Radiolabeled peptides hold promise as diagnostic/therapeutic targeting vectors for specific human cancers. We report the design and development of a targeting vector, [⁶⁴Cu-NOTA-8-Aoc-BBN(7-14)NH₂] (NOTA = 1,4,7-triazacyclononane-1,4,7-triacetic acid, 8-Aoc = 8-aminooctanoic acid, and BBN = bombesin), having very high selectivity and affinity for the gastrin-releasing peptide receptor (GRPr). GRPrs are expressed on a variety of human cancers, including breast, lung, pancreatic, and prostate, making this a viable approach toward site-directed localization or therapy of these human diseases. In this study, [NOTA-X-BBN(7-14)NH₂] conjugates were synthesized, where X = a specific pharmacokinetic modifier.
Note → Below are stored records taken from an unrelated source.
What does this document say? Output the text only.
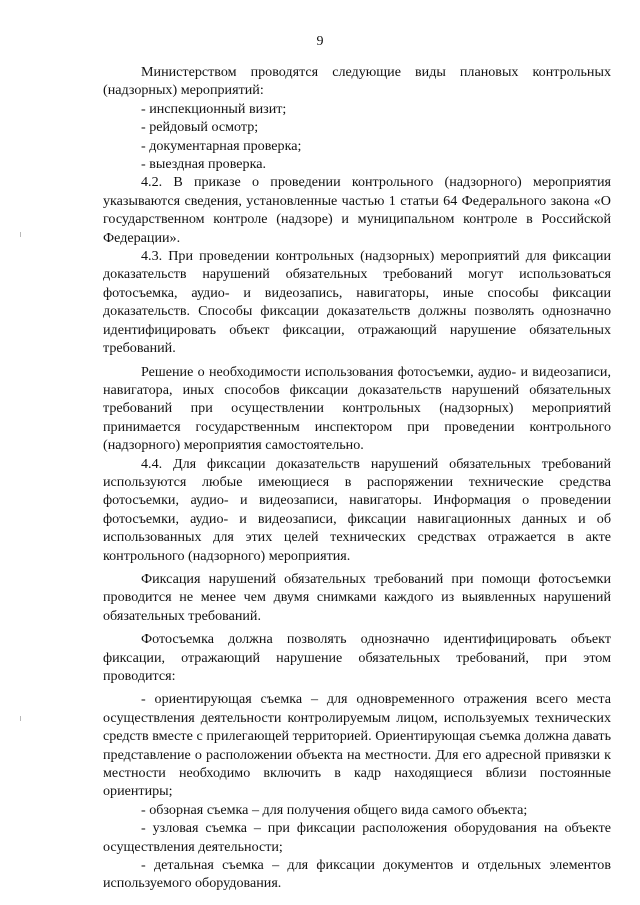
9

Министерством проводятся следующие виды плановых контрольных (надзорных) мероприятий:

- инспекционный визит;

- рейдовый осмотр;

- документарная проверка;

- выездная проверка.

4.2. В приказе о проведении контрольного (надзорного) мероприятия указываются сведения, установленные частью 1 статьи 64 Федерального закона «О государственном контроле (надзоре) и муниципальном контроле в Российской Федерации».

4.3. При проведении контрольных (надзорных) мероприятий для фиксации доказательств нарушений обязательных требований могут использоваться фотосъемка, аудио- и видеозапись, навигаторы, иные способы фиксации доказательств. Способы фиксации доказательств должны позволять однозначно идентифицировать объект фиксации, отражающий нарушение обязательных требований.

Решение о необходимости использования фотосъемки, аудио- и видеозаписи, навигатора, иных способов фиксации доказательств нарушений обязательных требований при осуществлении контрольных (надзорных) мероприятий принимается государственным инспектором при проведении контрольного (надзорного) мероприятия самостоятельно.

4.4. Для фиксации доказательств нарушений обязательных требований используются любые имеющиеся в распоряжении технические средства фотосъемки, аудио- и видеозаписи, навигаторы. Информация о проведении фотосъемки, аудио- и видеозаписи, фиксации навигационных данных и об использованных для этих целей технических средствах отражается в акте контрольного (надзорного) мероприятия.

Фиксация нарушений обязательных требований при помощи фотосъемки проводится не менее чем двумя снимками каждого из выявленных нарушений обязательных требований.

Фотосъемка должна позволять однозначно идентифицировать объект фиксации, отражающий нарушение обязательных требований, при этом проводится:

- ориентирующая съемка – для одновременного отражения всего места осуществления деятельности контролируемым лицом, используемых технических средств вместе с прилегающей территорией. Ориентирующая съемка должна давать представление о расположении объекта на местности. Для его адресной привязки к местности необходимо включить в кадр находящиеся вблизи постоянные ориентиры;

- обзорная съемка – для получения общего вида самого объекта;

- узловая съемка – при фиксации расположения оборудования на объекте осуществления деятельности;

- детальная съемка – для фиксации документов и отдельных элементов используемого оборудования.
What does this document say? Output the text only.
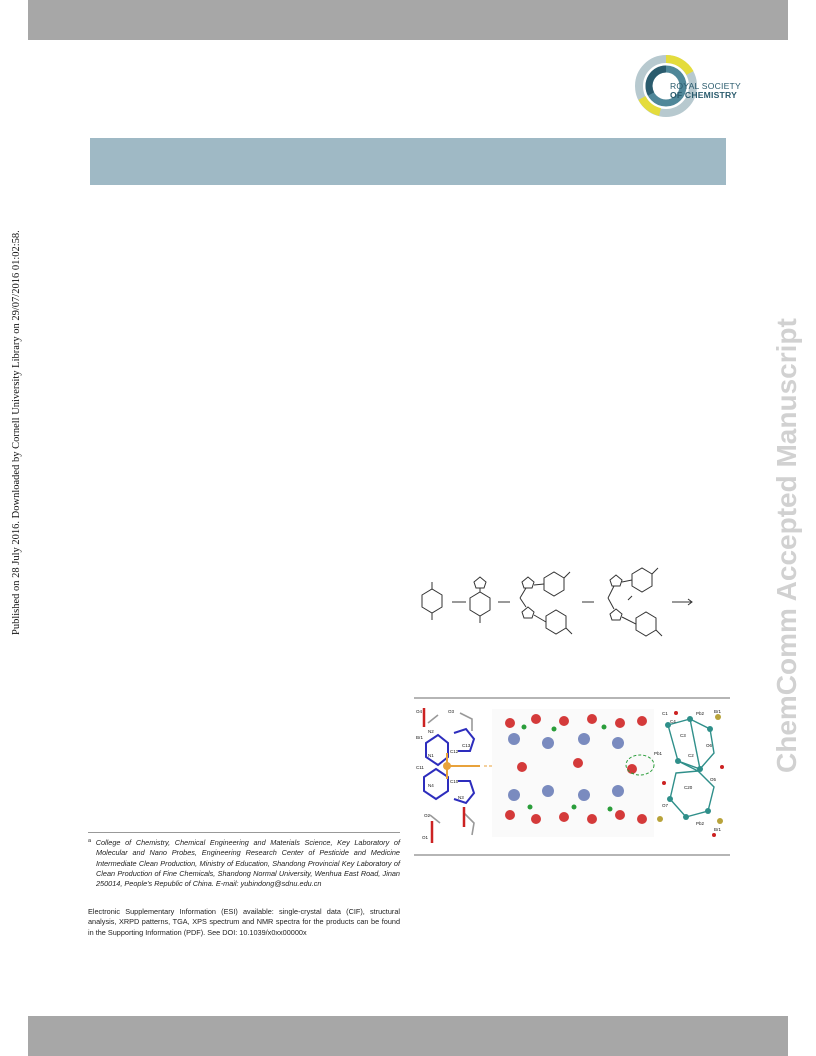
ROYAL SOCIETY
OF CHEMISTRY
Published on 28 July 2016. Downloaded by Cornell University Library on 29/07/2016 01:02:58.	ChemComm Accepted Manuscript
O4	O3
Br1
N2
C12
C13
N1
C11
C10
N4
N3
O1
O2
C1
C4
Pb2 Br1
C3
Pb1	C2
O6
O5
C20
Pb2
O7
Br1
$^a$ College of Chemistry, Chemical Engineering and Materials Science, Key Laboratory of Molecular and Nano Probes, Engineering Research Center of Pesticide and Medicine Intermediate Clean Production, Ministry of Education, Shandong Provincial Key Laboratory of Clean Production of Fine Chemicals, Shandong Normal University, Wenhua East Road, Jinan 250014, People's Republic of China. E-mail: yubindong@sdnu.edu.cn
Electronic Supplementary Information (ESI) available: single-crystal data (CIF), structural analysis, XRPD patterns, TGA, XPS spectrum and NMR spectra for the products can be found in the Supporting Information (PDF). See DOI: 10.1039/x0xx00000x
The IC₅₀ of [NOTA-8-Aoc-BBN(7-14)NH₂] was determined by a competitive displacement cell-binding assay in PC-3 human prostate cancer cells using ¹²⁵I-[Tyr⁴]-BBN as the displacement ligand. An IC ₅₀ of 3.1 ± 0.5 nM was obtained, demonstrating high binding affinity of [NOTA-8-Aoc-BBN] for the GRPr. [⁶⁴Cu-NOTA-X-BBN] conjugates were prepared by the reaction of ⁶⁴CuCl₂ with peptides in buffered aqueous solution. In vivo studies of [⁶⁴Cu-NOTA- 8-Aoc-BBN(7-14)NH₂] in tumor-bearing PC-3 mouse models indicated very high affinity of conjugate for the GRPr. Uptake of conjugate in tumor was 3.58 ± 0.70% injected dose (ID) per g at 1 h postintravenous injection (p.i.). Minimal accumulation of radioactivity in liver tissue (1.58 ± 0.40% ID per g, 1 h p.i.) is indicative of rapid renal-urinary excretion and suggests very high in vivo kinetic stability of [⁶⁴Cu-NOTA-8-Aoc-BBN(7-14) NH₂] with little or no in vivo dissociation of ⁶⁴Cu ²⁺ from the NOTA chelator. Kidney accumulation at 1 h p.i. was 3.79 ± 1.09% ID per g. Molecular imaging studies in GRPr-expressing tumor models produced high-contrast, high-quality micro-positron-emission tomography images.